February 18, 2008 / 4:57 PM / in 10 years

Property at risk, Canada's rebel Anglicans warned

OTTAWA (Reuters) - The Anglican Church of Canada has warned conservative members who split with the Canadian church in protest against the blessing of same-sex unions, that they will lose their church buildings and church funds.

“Individuals who choose to leave the church over contentious issues cannot take property or other assets with them,” Archbishop Fred Hiltz wrote his bishops this week, in a letter the church published in a news release on Friday.

Hiltz’s remarks come as the Canadian denomination’s largest congregation, St. John’s Shaughnessy in Vancouver, voted overwhelmingly on Wednesday to leave and put itself under the authority of conservative Anglican churches in South America.

Other rebel congregations, in Ottawa and elsewhere, are considering similar moves, echoing a battle being fought across the worldwide Anglican Church over homosexuality.

Hiltz’s warning shot foreshadowed the sort of court battles being fought in the United States between conservative congregations and the liberal Episcopal Church, the U.S. branch of the Anglican Church.

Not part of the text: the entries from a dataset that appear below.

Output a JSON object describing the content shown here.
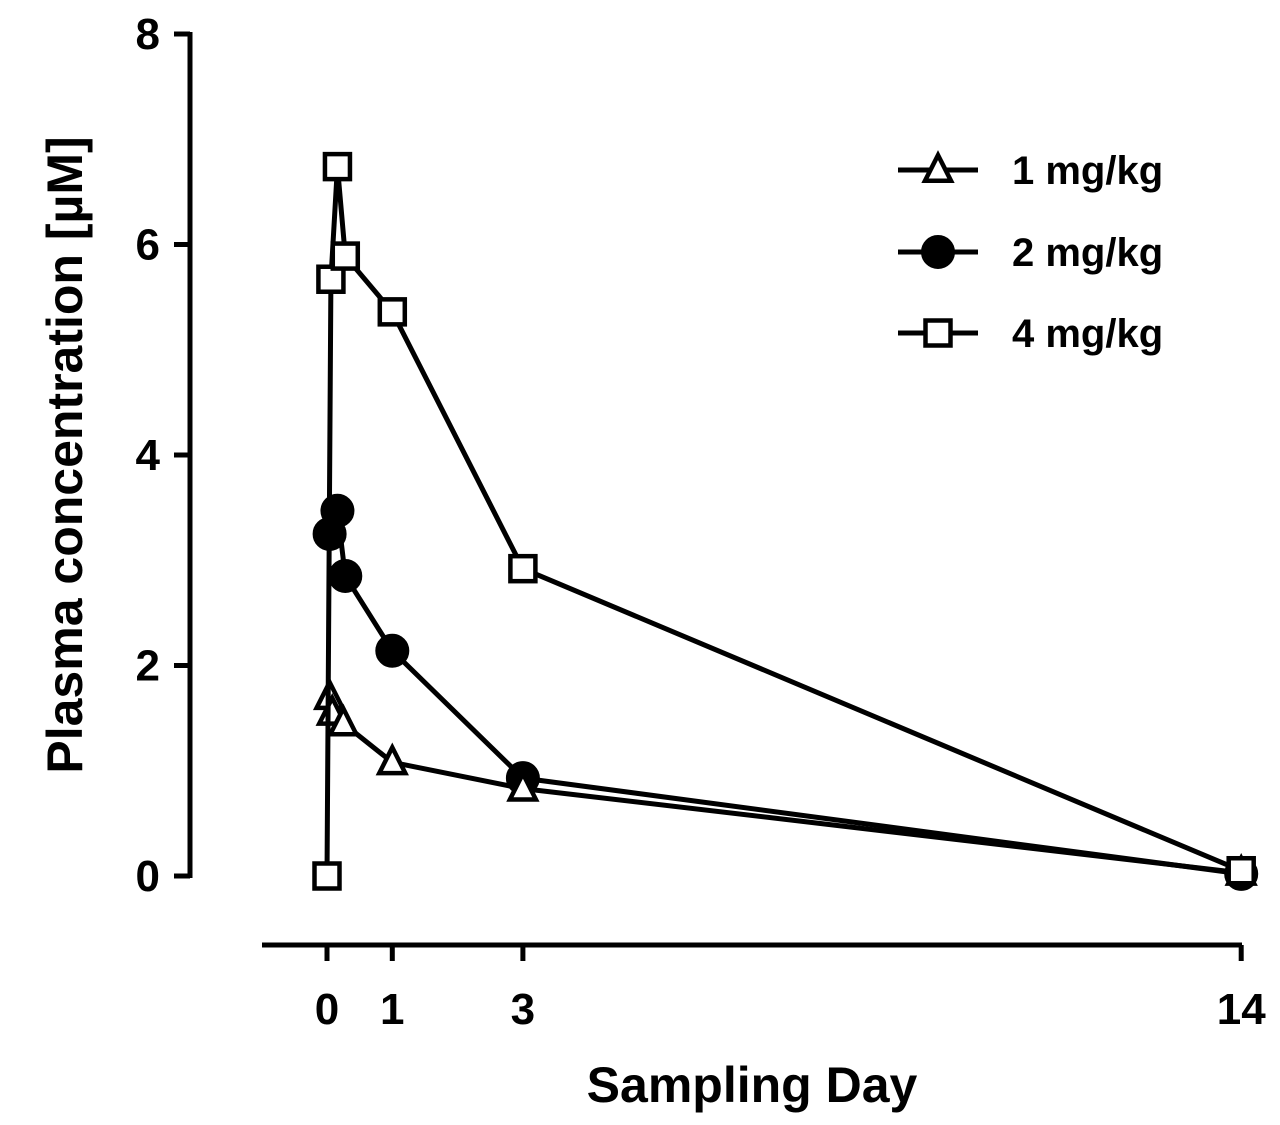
{
  "chart_data": {
    "type": "line",
    "title": "",
    "xlabel": "Sampling Day",
    "ylabel": "Plasma concentration [µM]",
    "xlim": [
      -1,
      14
    ],
    "ylim": [
      0,
      8
    ],
    "xticks": [
      0,
      1,
      3,
      14
    ],
    "yticks": [
      0,
      2,
      4,
      6,
      8
    ],
    "xtick_labels": [
      "0",
      "1",
      "3",
      "14"
    ],
    "ytick_labels": [
      "0",
      "2",
      "4",
      "6",
      "8"
    ],
    "grid": false,
    "legend_position": "top-right",
    "series": [
      {
        "name": "1 mg/kg",
        "marker": "open-triangle",
        "x": [
          0.04,
          0.08,
          0.25,
          1,
          3,
          14
        ],
        "y": [
          1.7,
          1.55,
          1.45,
          1.08,
          0.83,
          0.03
        ]
      },
      {
        "name": "2 mg/kg",
        "marker": "filled-circle",
        "x": [
          0.04,
          0.16,
          0.28,
          1,
          3,
          14
        ],
        "y": [
          3.25,
          3.47,
          2.85,
          2.14,
          0.93,
          0.02
        ]
      },
      {
        "name": "4 mg/kg",
        "marker": "open-square",
        "x": [
          0,
          0.06,
          0.16,
          0.28,
          1,
          3,
          14
        ],
        "y": [
          0,
          5.67,
          6.74,
          5.89,
          5.36,
          2.92,
          0.05
        ]
      }
    ]
  }
}
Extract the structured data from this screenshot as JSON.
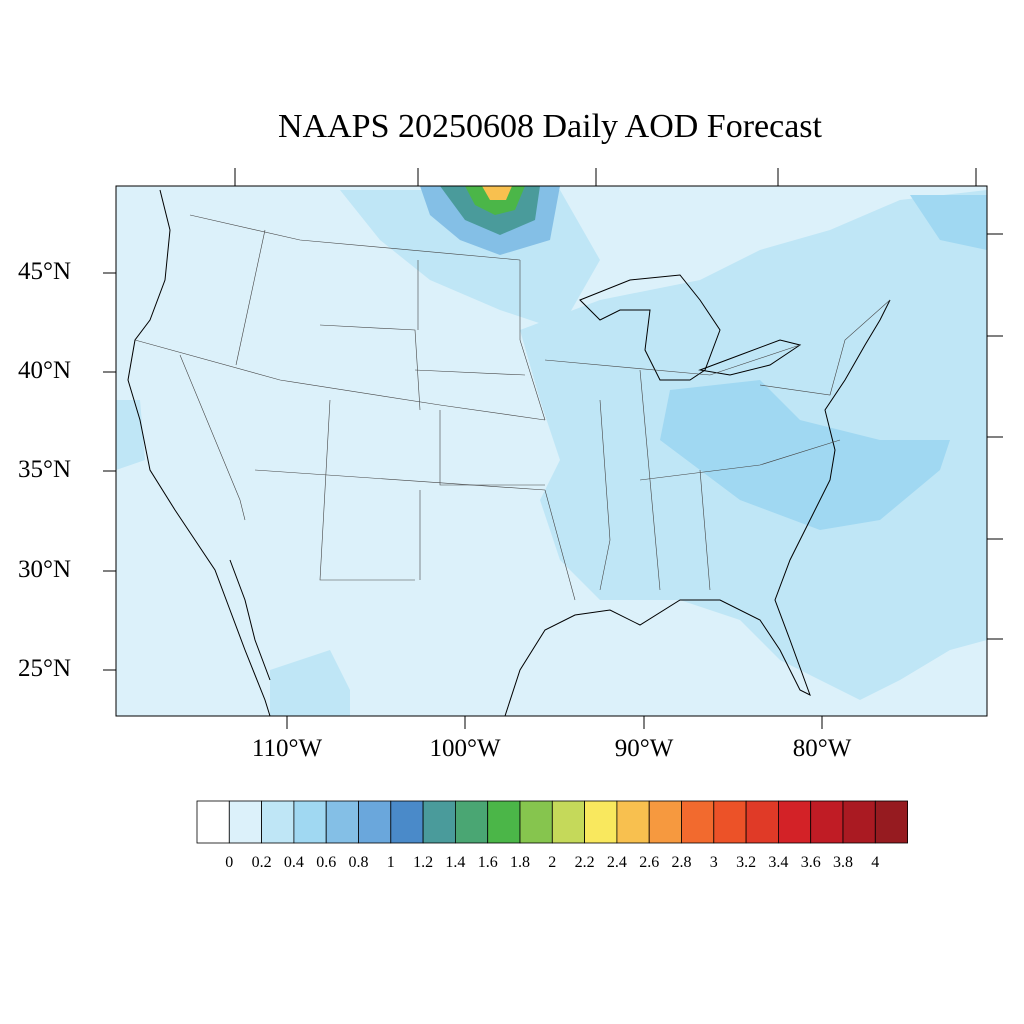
{
  "title": "NAAPS 20250608 Daily AOD Forecast",
  "map": {
    "lat_labels": [
      "45°N",
      "40°N",
      "35°N",
      "30°N",
      "25°N"
    ],
    "lon_labels": [
      "110°W",
      "100°W",
      "90°W",
      "80°W"
    ],
    "background_color": "#dcf1fa"
  },
  "colorbar": {
    "colors": [
      "#ffffff",
      "#dcf1fa",
      "#bfe6f6",
      "#a0d8f2",
      "#84bfe6",
      "#6aa7dc",
      "#4a8ac9",
      "#4a9b9b",
      "#4aa673",
      "#4bb648",
      "#86c54e",
      "#c5d95a",
      "#f9e85e",
      "#f8c04f",
      "#f6993f",
      "#f26a2e",
      "#ec5228",
      "#e03a27",
      "#d32227",
      "#c01c25",
      "#aa1a22",
      "#961b20"
    ],
    "labels": [
      "0",
      "0.2",
      "0.4",
      "0.6",
      "0.8",
      "1",
      "1.2",
      "1.4",
      "1.6",
      "1.8",
      "2",
      "2.2",
      "2.4",
      "2.6",
      "2.8",
      "3",
      "3.2",
      "3.4",
      "3.6",
      "3.8",
      "4"
    ]
  }
}
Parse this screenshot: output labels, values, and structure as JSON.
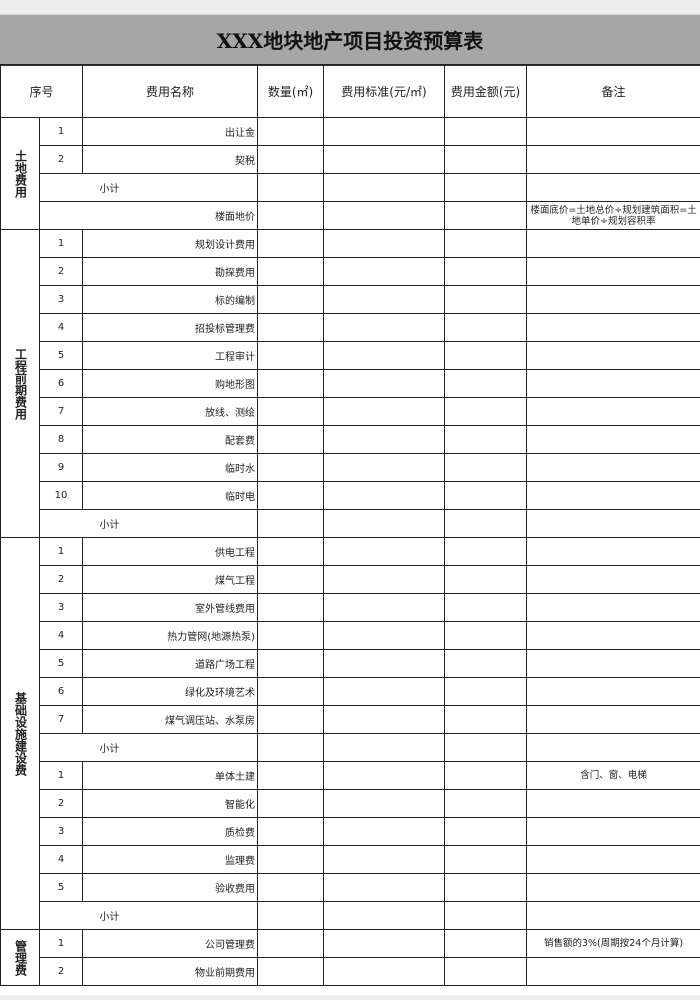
{
  "title": "XXX地块地产项目投资预算表",
  "headers": [
    "序号",
    "费用名称",
    "数量(㎡)",
    "费用标准(元/㎡)",
    "费用金额(元)",
    "备注"
  ],
  "groups": [
    {
      "label": "土地费用",
      "rows": [
        {
          "type": "item",
          "seq": "1",
          "name": "出让金",
          "note": ""
        },
        {
          "type": "item",
          "seq": "2",
          "name": "契税",
          "note": ""
        },
        {
          "type": "sub",
          "name": "小计",
          "note": ""
        },
        {
          "type": "span",
          "name": "楼面地价",
          "note": "楼面底价=土地总价÷规划建筑面积=土地单价÷规划容积率"
        }
      ]
    },
    {
      "label": "工程前期费用",
      "rows": [
        {
          "type": "item",
          "seq": "1",
          "name": "规划设计费用",
          "note": ""
        },
        {
          "type": "item",
          "seq": "2",
          "name": "勘探费用",
          "note": ""
        },
        {
          "type": "item",
          "seq": "3",
          "name": "标的编制",
          "note": ""
        },
        {
          "type": "item",
          "seq": "4",
          "name": "招投标管理费",
          "note": ""
        },
        {
          "type": "item",
          "seq": "5",
          "name": "工程审计",
          "note": ""
        },
        {
          "type": "item",
          "seq": "6",
          "name": "购地形图",
          "note": ""
        },
        {
          "type": "item",
          "seq": "7",
          "name": "放线、测绘",
          "note": ""
        },
        {
          "type": "item",
          "seq": "8",
          "name": "配套费",
          "note": ""
        },
        {
          "type": "item",
          "seq": "9",
          "name": "临时水",
          "note": ""
        },
        {
          "type": "item",
          "seq": "10",
          "name": "临时电",
          "note": ""
        },
        {
          "type": "sub",
          "name": "小计",
          "note": ""
        }
      ]
    },
    {
      "label": "基础设施建设费",
      "rows": [
        {
          "type": "item",
          "seq": "1",
          "name": "供电工程",
          "note": ""
        },
        {
          "type": "item",
          "seq": "2",
          "name": "煤气工程",
          "note": ""
        },
        {
          "type": "item",
          "seq": "3",
          "name": "室外管线费用",
          "note": ""
        },
        {
          "type": "item",
          "seq": "4",
          "name": "热力管网(地源热泵)",
          "note": ""
        },
        {
          "type": "item",
          "seq": "5",
          "name": "道路广场工程",
          "note": ""
        },
        {
          "type": "item",
          "seq": "6",
          "name": "绿化及环境艺术",
          "note": ""
        },
        {
          "type": "item",
          "seq": "7",
          "name": "煤气调压站、水泵房",
          "note": ""
        },
        {
          "type": "sub",
          "name": "小计",
          "note": ""
        },
        {
          "type": "item",
          "seq": "1",
          "name": "单体土建",
          "note": "含门、窗、电梯"
        },
        {
          "type": "item",
          "seq": "2",
          "name": "智能化",
          "note": ""
        },
        {
          "type": "item",
          "seq": "3",
          "name": "质检费",
          "note": ""
        },
        {
          "type": "item",
          "seq": "4",
          "name": "监理费",
          "note": ""
        },
        {
          "type": "item",
          "seq": "5",
          "name": "验收费用",
          "note": ""
        },
        {
          "type": "sub",
          "name": "小计",
          "note": ""
        }
      ]
    },
    {
      "label": "管理费",
      "rows": [
        {
          "type": "item",
          "seq": "1",
          "name": "公司管理费",
          "note": "销售额的3%(周期按24个月计算)"
        },
        {
          "type": "item",
          "seq": "2",
          "name": "物业前期费用",
          "note": ""
        }
      ]
    }
  ]
}
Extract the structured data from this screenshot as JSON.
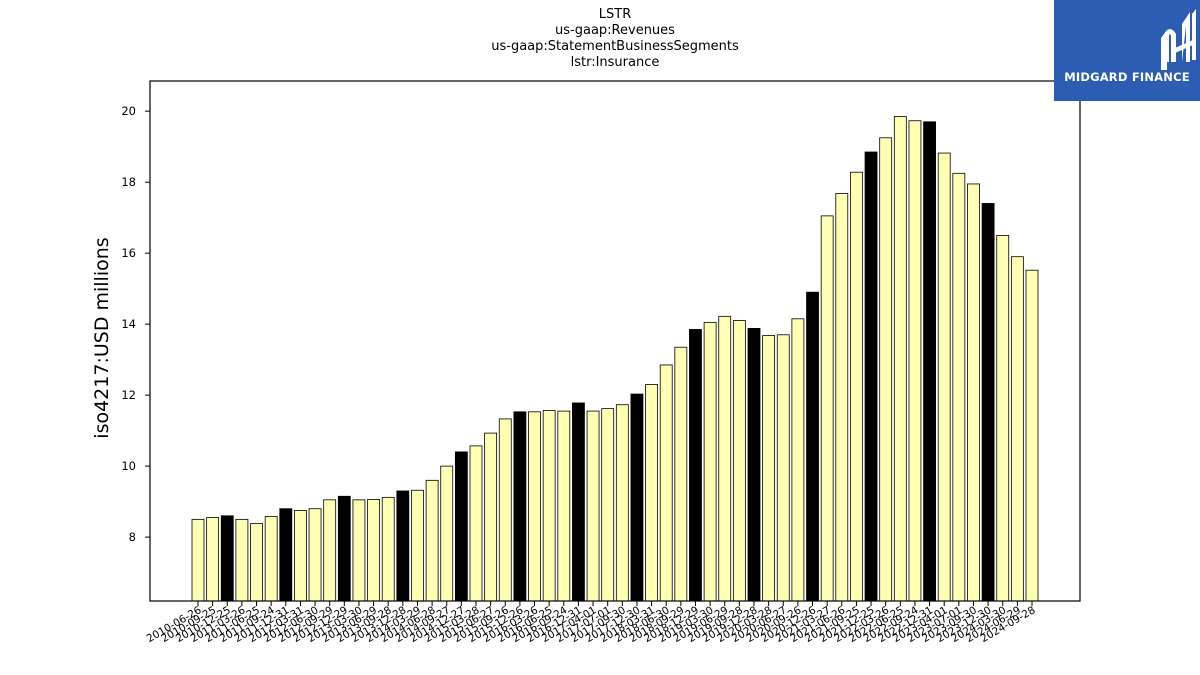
{
  "header": {
    "title_lines": [
      "LSTR",
      "us-gaap:Revenues",
      "us-gaap:StatementBusinessSegments",
      "lstr:Insurance"
    ]
  },
  "logo": {
    "text": "MIDGARD FINANCE",
    "icon": "midgard-logo-icon",
    "background": "#2c5db2"
  },
  "chart_data": {
    "type": "bar",
    "title": "LSTR\nus-gaap:Revenues\nus-gaap:StatementBusinessSegments\nlstr:Insurance",
    "xlabel": "",
    "ylabel": "iso4217:USD  millions",
    "ylim": [
      6.2,
      20.85
    ],
    "yticks": [
      8,
      10,
      12,
      14,
      16,
      18,
      20
    ],
    "grid": false,
    "colors": {
      "regular": "#ffffb3",
      "year_end": "#000000",
      "edge": "#000000"
    },
    "categories": [
      "2010-06-26",
      "2010-09-25",
      "2010-12-25",
      "2011-03-26",
      "2011-06-25",
      "2011-09-24",
      "2011-12-31",
      "2012-03-31",
      "2012-06-30",
      "2012-09-29",
      "2012-12-29",
      "2013-03-30",
      "2013-06-29",
      "2013-09-28",
      "2013-12-28",
      "2014-03-29",
      "2014-06-28",
      "2014-09-27",
      "2014-12-27",
      "2015-03-28",
      "2015-06-27",
      "2015-09-26",
      "2015-12-26",
      "2016-03-26",
      "2016-06-25",
      "2016-09-24",
      "2016-12-31",
      "2017-04-01",
      "2017-07-01",
      "2017-09-30",
      "2017-12-30",
      "2018-03-31",
      "2018-06-30",
      "2018-09-29",
      "2018-12-29",
      "2019-03-30",
      "2019-06-29",
      "2019-09-28",
      "2019-12-28",
      "2020-03-28",
      "2020-06-27",
      "2020-09-26",
      "2020-12-26",
      "2021-03-27",
      "2021-06-26",
      "2021-09-25",
      "2021-12-25",
      "2022-03-26",
      "2022-06-25",
      "2022-09-24",
      "2022-12-31",
      "2023-04-01",
      "2023-07-01",
      "2023-09-30",
      "2023-12-30",
      "2024-03-30",
      "2024-06-29",
      "2024-09-28"
    ],
    "tick_labels": [
      "2010-06-26",
      "2010-09-25",
      "2010-12-25",
      "2011-03-26",
      "2011-06-25",
      "2011-09-24",
      "2011-12-31",
      "2012-03-31",
      "2012-06-30",
      "2012-09-29",
      "2012-12-29",
      "2013-03-30",
      "2013-06-29",
      "2013-09-28",
      "2013-12-28",
      "2014-03-29",
      "2014-06-28",
      "2014-09-27",
      "2014-12-27",
      "2015-03-28",
      "2015-06-27",
      "2015-09-26",
      "2015-12-26",
      "2016-03-26",
      "2016-06-25",
      "2016-09-24",
      "2016-12-31",
      "2017-04-01",
      "2017-07-01",
      "2017-09-30",
      "2017-12-30",
      "2018-03-31",
      "2018-06-30",
      "2018-09-29",
      "2018-12-29",
      "2019-03-30",
      "2019-06-29",
      "2019-09-28",
      "2019-12-28",
      "2020-03-28",
      "2020-06-27",
      "2020-09-26",
      "2020-12-26",
      "2021-03-27",
      "2021-06-26",
      "2021-09-25",
      "2021-12-25",
      "2022-03-26",
      "2022-06-25",
      "2022-09-24",
      "2022-12-31",
      "2023-04-01",
      "2023-07-01",
      "2023-09-30",
      "2023-12-30",
      "2024-03-30",
      "2024-06-29",
      "2024-09-28"
    ],
    "values": [
      8.5,
      8.55,
      8.6,
      8.5,
      8.38,
      8.58,
      8.8,
      8.75,
      8.8,
      9.05,
      9.15,
      9.05,
      9.06,
      9.12,
      9.3,
      9.32,
      9.6,
      10.0,
      10.4,
      10.57,
      10.93,
      11.33,
      11.53,
      11.53,
      11.57,
      11.55,
      11.78,
      11.55,
      11.62,
      11.73,
      12.03,
      12.3,
      12.85,
      13.35,
      13.85,
      14.05,
      14.22,
      14.1,
      13.88,
      13.68,
      13.7,
      14.15,
      14.9,
      17.05,
      17.68,
      18.28,
      18.85,
      19.25,
      19.85,
      19.73,
      19.7,
      18.82,
      18.25,
      17.95,
      17.4,
      16.5,
      15.9,
      15.52
    ],
    "highlight": [
      false,
      false,
      true,
      false,
      false,
      false,
      true,
      false,
      false,
      false,
      true,
      false,
      false,
      false,
      true,
      false,
      false,
      false,
      true,
      false,
      false,
      false,
      true,
      false,
      false,
      false,
      true,
      false,
      false,
      false,
      true,
      false,
      false,
      false,
      true,
      false,
      false,
      false,
      true,
      false,
      false,
      false,
      true,
      false,
      false,
      false,
      true,
      false,
      false,
      false,
      true,
      false,
      false,
      false,
      true,
      false,
      false,
      false
    ]
  }
}
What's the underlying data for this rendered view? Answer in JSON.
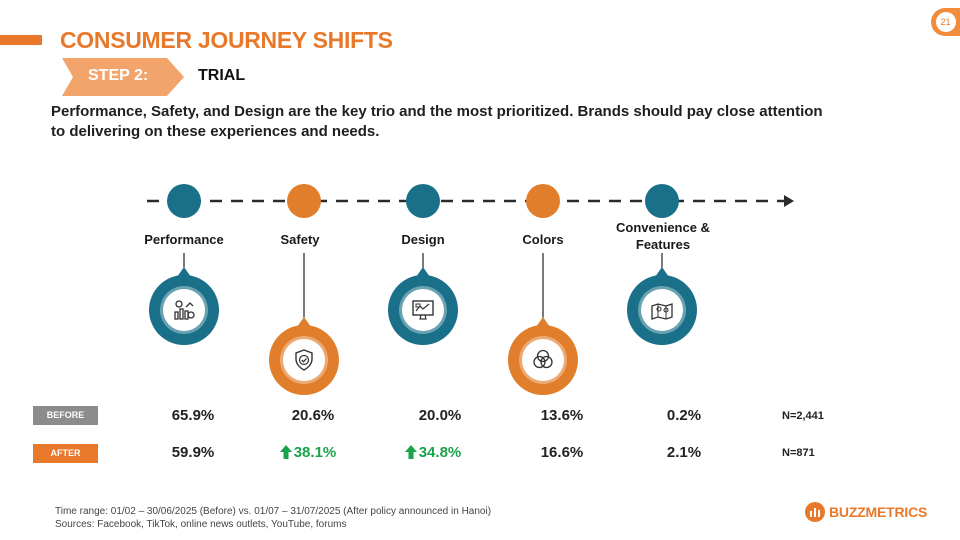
{
  "header": {
    "title": "CONSUMER JOURNEY SHIFTS",
    "page_number": "21"
  },
  "step": {
    "label": "STEP 2:",
    "name": "TRIAL"
  },
  "intro": "Performance, Safety, and Design are the key trio and the most prioritized. Brands should pay close attention to delivering on these experiences and needs.",
  "stages": [
    {
      "label": "Performance",
      "icon": "performance-chart-icon",
      "color": "#1b7089"
    },
    {
      "label": "Safety",
      "icon": "shield-check-icon",
      "color": "#e07e2c"
    },
    {
      "label": "Design",
      "icon": "design-monitor-icon",
      "color": "#1b7089"
    },
    {
      "label": "Colors",
      "icon": "color-circles-icon",
      "color": "#e07e2c"
    },
    {
      "label": "Convenience & Features",
      "icon": "map-location-icon",
      "color": "#1b7089"
    }
  ],
  "rows": {
    "before_label": "BEFORE",
    "after_label": "AFTER",
    "before": [
      "65.9%",
      "20.6%",
      "20.0%",
      "13.6%",
      "0.2%"
    ],
    "after": [
      "59.9%",
      "38.1%",
      "34.8%",
      "16.6%",
      "2.1%"
    ],
    "after_increase_flags": [
      false,
      true,
      true,
      false,
      false
    ],
    "before_n": "N=2,441",
    "after_n": "N=871"
  },
  "footnote": {
    "line1": "Time range: 01/02 – 30/06/2025 (Before) vs. 01/07 – 31/07/2025 (After policy announced in Hanoi)",
    "line2": "Sources: Facebook, TikTok, online news outlets, YouTube, forums"
  },
  "logo": {
    "text": "BUZZMETRICS"
  },
  "colors": {
    "accent": "#e8792b",
    "teal": "#1b7089",
    "increase": "#1aa34a"
  }
}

Archbishop Hiltz made it clear in his letter he is prepared to take legal action. “My hope is that no parish will take action that would compel parish or diocesan leaders to resolve property disputes in the civil courts,” he wrote.

St. John’s Shaughnessy believes it has strong legal arguments to stay in its 75-year-old building -- it was independently incorporated and built with local members’ funds -- and it has marshaled a C$1 million ($1 million) fund to fight in court if necessary.

“We would defend the building. We would continue our services. I suppose if we couldn’t get into the building, we would hold our services out on the grass or something like that,” St. John’s Shaughnessy spokeswoman Lesley Bentley said.

The local bishop, Michael Ingham, has changed the locks of other churches that left after he started authorizing the blessing of same-sex unions in 2002.

Bentley said it would be difficult for Ingham to try to shut out the 1,000 people that attend services and Sunday school at her congregation each week.

One of the problems facing the Anglican Church of Canada is that its finances have been dwindling along with attendance, so it has an incentive to try to keep valuable property in the fold.

The issue of homosexuality -- from same-sex marriages to the ordination of a gay bishop -- threatens to tear the Anglican Church apart, with the mainline Canadian and U.S. branches largely arrayed against more conservative elements in Africa, Latin America and elsewhere.

Same-sex marriage is legal in Canada, but religious organizations are not required to perform the ceremonies.

There are about 800,000 registered Anglicans in the country.

The leader of the worldwide Anglican Communion, Archbishop of Canterbury Rowan Williams, said in January he could not sanction, but he also could not block, conservative congregations leaving their national churches and joining foreign units.

Hiltz said in his letter it was unnecessary to follow this route.

St. John’s Shaughnessy spokeswoman Bentley said the dispute went beyond the issue of homosexuality. She said Bishop Ingham questioned scriptural authority and whether Jesus was the only way to God, an idea St. John’s is committed to upholding.